Seine Fortschritte setzten sich im Oktober und November mit einem Sieg beim Riga Grand Swiss fort. Firouzjas glatter Sieg mit einer Wertung von 8/11 brachte ihm einen Platz im Kandidatenturnier 2022 ein. Nur Carlsen und GM Bobby Fischer haben in einem jüngeren Alter an einem Kandidatenturnier teilgenommen - das ist ein toller Erfolg. Sein Ergebnis von 8/9 bei der Mannschafts-Europameisterschaft direkt nach dem Grand Swiss brachte sein FIDE-Rating auf 2804, womit er der jüngste Spieler ist, der jemals die 2800er-Marke geknackt hat.
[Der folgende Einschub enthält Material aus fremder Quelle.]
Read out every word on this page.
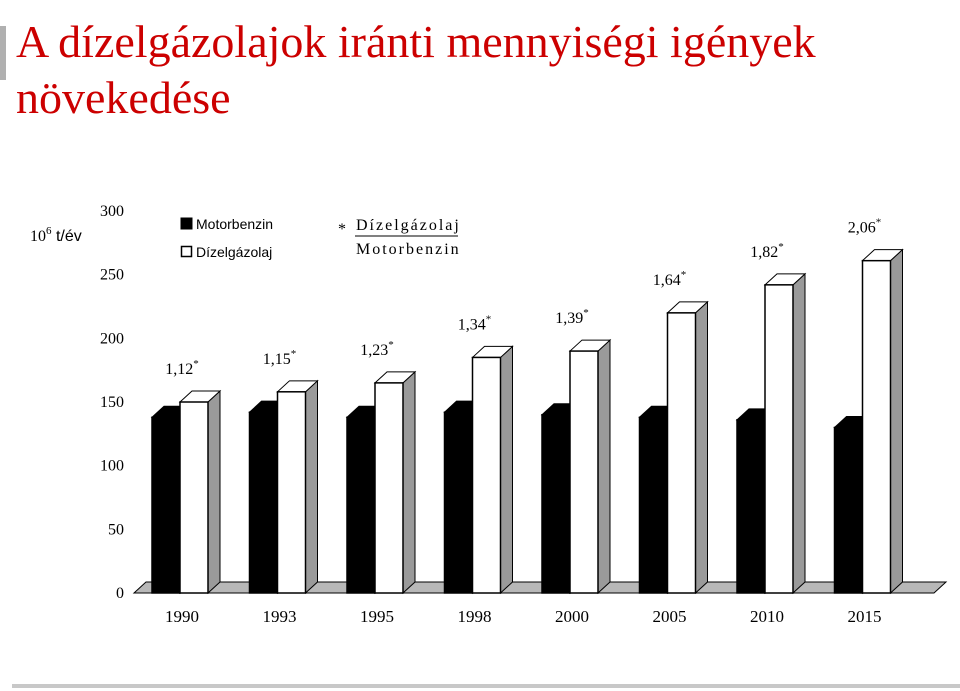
A dízelgázolajok iránti mennyiségi igények növekedése
0
50
100
150
200
250
300
1990
1,12*
1993
1,15*
1995
1,23*
1998
1,34*
2000
1,39*
2005
1,64*
2010
1,82*
2015
2,06*
$10^6$ t/év
Motorbenzin
Dízelgázolaj
* Dízelgázolaj
Motorbenzin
Im Jahr 2022 beeindruckte Firouzja weiter, als er die Grand Chess Tour gewann. Er gewann beide Turniere der Tour in Saint Louis im August und September, das Schnellschach & Blitz und den Sinquefield Cup. Der Sieg des Jungstars im Schnellschach & Blitz war besonders überzeugend, da er 22 Partien lang ungeschlagen blieb und 107 Ratingpunkte gewann, womit er die 2900 FIDE-Blitz-Ratinggrenze durchbrach. Anschließend gewann Firouzja den ebenso starken Sinquefield Cup in den Tiebreaks, holte damit die meisten Tourpunkte und gewann die Grand Chess Tour.

Firouzja qualifizierte sich zum zweiten Mal in Folge für das Kandidatenturnier 2024 und erhielt im Januar 2024 die höchste Wertung unter den Spieler:innen, die sich nicht bereits qualifiziert oder die Teilnahme abgelehnt hatten.